De Koninklijke Notariële Beroepsorganisatie en de NVB hebben een modelakte uitgifte erfpacht ontwikkeld, die gebaseerd is op de bancaire richtlijn. De meeste landgoedeigenaren hanteren echter eigen algemene erfpachtvoorwaarden en maken geen gebruik van de modelakte. In deze algemene voorwaarden worden de belangen van de grondeigenaar, de erfpachter en hypotheekhouders vaak zoveel mogelijk gewaarborgd. Op essentiële onderdelen wijken deze algemene erfpachtvoorwaarden echter af van de bancaire richtlijn.

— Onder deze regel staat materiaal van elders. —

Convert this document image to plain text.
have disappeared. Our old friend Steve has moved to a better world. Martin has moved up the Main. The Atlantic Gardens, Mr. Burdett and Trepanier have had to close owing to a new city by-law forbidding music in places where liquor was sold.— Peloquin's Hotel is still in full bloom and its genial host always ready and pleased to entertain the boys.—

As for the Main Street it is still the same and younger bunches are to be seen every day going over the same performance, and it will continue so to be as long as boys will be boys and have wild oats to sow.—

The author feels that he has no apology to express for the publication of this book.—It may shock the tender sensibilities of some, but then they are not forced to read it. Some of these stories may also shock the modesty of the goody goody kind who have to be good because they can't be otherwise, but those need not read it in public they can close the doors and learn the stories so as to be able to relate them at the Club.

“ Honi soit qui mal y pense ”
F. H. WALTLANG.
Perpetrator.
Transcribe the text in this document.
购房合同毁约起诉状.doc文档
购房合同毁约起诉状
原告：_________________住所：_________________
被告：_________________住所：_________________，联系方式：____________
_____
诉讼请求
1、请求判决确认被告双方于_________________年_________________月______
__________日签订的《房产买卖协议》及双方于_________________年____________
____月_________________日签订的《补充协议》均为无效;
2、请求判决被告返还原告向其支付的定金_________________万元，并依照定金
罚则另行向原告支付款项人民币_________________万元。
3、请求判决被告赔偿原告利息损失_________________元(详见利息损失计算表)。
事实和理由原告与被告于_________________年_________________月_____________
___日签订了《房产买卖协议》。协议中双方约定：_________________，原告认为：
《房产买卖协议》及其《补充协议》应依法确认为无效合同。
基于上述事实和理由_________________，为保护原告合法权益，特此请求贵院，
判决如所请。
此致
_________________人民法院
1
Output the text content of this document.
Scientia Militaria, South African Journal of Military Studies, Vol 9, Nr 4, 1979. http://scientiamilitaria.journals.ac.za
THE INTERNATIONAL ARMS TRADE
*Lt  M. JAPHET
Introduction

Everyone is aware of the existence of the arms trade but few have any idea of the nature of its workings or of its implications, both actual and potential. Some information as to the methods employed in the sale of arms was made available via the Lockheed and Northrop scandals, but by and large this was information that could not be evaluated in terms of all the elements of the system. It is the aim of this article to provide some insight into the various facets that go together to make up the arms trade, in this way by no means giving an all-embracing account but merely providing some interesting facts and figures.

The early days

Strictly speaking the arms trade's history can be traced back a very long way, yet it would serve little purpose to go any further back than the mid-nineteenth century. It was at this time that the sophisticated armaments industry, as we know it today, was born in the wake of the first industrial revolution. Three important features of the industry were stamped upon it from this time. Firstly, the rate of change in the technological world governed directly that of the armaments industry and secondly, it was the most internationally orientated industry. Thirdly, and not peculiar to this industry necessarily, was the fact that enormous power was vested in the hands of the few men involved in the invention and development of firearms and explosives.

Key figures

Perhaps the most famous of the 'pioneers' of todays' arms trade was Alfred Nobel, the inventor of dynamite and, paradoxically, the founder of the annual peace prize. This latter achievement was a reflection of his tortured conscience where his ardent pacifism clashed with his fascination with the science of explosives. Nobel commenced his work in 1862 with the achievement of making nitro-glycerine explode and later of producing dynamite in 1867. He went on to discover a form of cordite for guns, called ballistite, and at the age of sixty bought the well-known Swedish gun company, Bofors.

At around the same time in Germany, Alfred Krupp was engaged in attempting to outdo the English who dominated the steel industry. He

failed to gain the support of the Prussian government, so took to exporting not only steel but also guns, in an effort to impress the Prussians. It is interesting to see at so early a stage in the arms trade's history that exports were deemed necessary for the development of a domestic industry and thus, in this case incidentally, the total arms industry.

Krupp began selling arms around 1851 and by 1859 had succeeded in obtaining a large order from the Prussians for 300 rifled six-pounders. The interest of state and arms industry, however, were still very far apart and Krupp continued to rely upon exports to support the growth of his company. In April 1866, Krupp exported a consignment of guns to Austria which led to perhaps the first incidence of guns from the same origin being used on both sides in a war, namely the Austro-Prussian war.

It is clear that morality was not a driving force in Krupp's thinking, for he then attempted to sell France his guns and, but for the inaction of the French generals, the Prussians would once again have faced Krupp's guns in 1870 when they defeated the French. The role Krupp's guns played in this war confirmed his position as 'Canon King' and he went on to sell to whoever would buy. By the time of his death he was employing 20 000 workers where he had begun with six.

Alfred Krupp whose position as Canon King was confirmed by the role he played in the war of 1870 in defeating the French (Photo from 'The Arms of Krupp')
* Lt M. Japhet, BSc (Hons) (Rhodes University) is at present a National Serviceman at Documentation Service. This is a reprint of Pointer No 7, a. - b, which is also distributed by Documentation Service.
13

Afwijkingen bancaire richtlijn

De eerste afwijking heeft betrekking op de duur van de erfpacht. De bancaire richtlijn gaat uit van erfpacht voor onbepaalde tijd, terwijl het op landgoederen gebruikelijk is dat erfpacht voor een bepaalde duur wordt gevestigd. De minimale duur is vaak 30 jaar, waardoor deze aansluit bij de looptijd van de meeste hypothecaire geldleningen. Ook kennen veel erfpachtvoorwaarden bepalingen met betrekking tot de duur in de situatie dat een erfpachtrecht wordt overgedragen.

 

De bancaire richtlijn bevat meerdere richtlijnen ten aanzien van de canonverplichting, indexering en herziening. Deze zien onder meer op een verbod op de grondwaarde en/of het canonpercentage een appreciatie- of depreciatiefactor toe te passen. Ook mag de canon niet verhoogd worden ingeval van een bestemmingswijziging. Op landgoederen komen bestemmingswijzigingen veelvuldig voor. Bijvoorbeeld een wijziging van recreatieve bewoning in permanente bewoning. Of wijziging van een woongebruik in een (mede) zakelijk gebruik. Door een bestemmingswijziging kan de waarde van de erfpacht stijgen. Een canonverhoging kan in die situaties redelijk zijn.

 

Veel erfpachtvoorwaarden kennen specifieke bepalingen omtrent het gebruik, de uiterlijke staat en het onderhoud van de opstallen en de omliggende grond. Het behoud van het natuurschoon en het (historische) karakter staat voorop. Indien de mogelijkheid van rangschikking onder de Natuurschoonwet 1928 bestaat, bevatten erfpachtvoorwaarden vaak enkele bijzondere bepalingen.

Maatwerk

Het opstellen van evenwichtige erfpachtvoorwaarden blijft maatwerk. De door landgoedeigenaren gehanteerde voorwaarden zouden een financiering niet in de weg hoeven te staan. Ook indien de modelakte conform de bancaire richtlijn niet wordt gehanteerd, kunnen de erfpachtvoorwaarden de positie van zowel de grondeigenaar als de erfpachter als de hypotheekhouder voldoende waarborgen.